Together, you run into your shared dorm room. Breathing heavily, she laughs and looks out the window at the rain pouring downwards, splattering against the windowpane. She turns back to you and looks you over, takes in your pathetic dripping body as you stand shivering, a puddle forming at your feet.

“Hey, Himemiya, the rain doesn’t suit you.” She says and smiles at you. She pulls off her sopping jacket and drops it unceremoniously on the back of the chair facing her desk. You watch quietly.

She doesn’t need you, yet she smiles at you; she supports you. She wants you to be happy. She has made you her flower, her rose. She nurtures you and protects you, but in the end you are no better than the roses you hate so much. You never hope for her in the endless hours of the night, never cry her name in your happiest moments when the world actually feels beautiful. You yearn for the sole thing she cannot give you, yet she keeps on trying to give, keeps on shining.

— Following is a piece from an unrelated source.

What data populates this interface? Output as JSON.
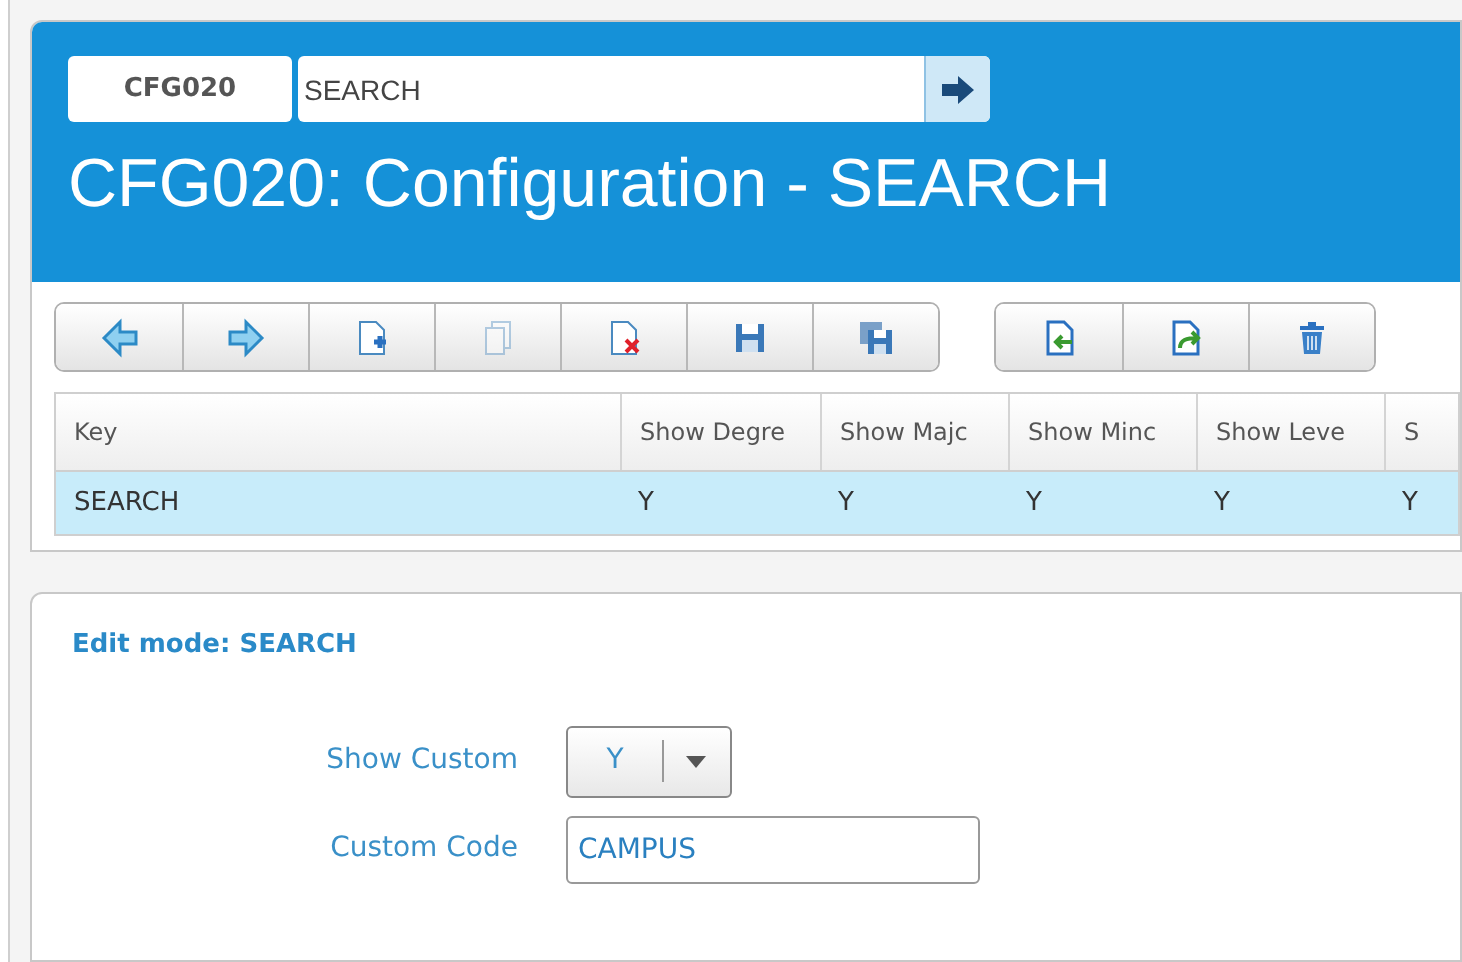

She never chose the role of gardener, not like you. Years ago you chose to care for the roses knowing that once you began you could never stop. The garden she tends has one tiny flower buried in its own thorns and protected by an endless army of weeds trying to be flowers, yet she keeps gardening for the sake of that sole bud.

“Does she realize the extent of the danger she places herself in?” You ask yourself. “Does she care?” A warmth comes over you as she turns to you and smiles. Suddenly artificial light feels almost as welcome and wonderful as sunlight. You want to bask in her smile. You want to grow, yet…you know that although the gardener works to meet the flower’s every desire, the flower never chooses when it gets picked.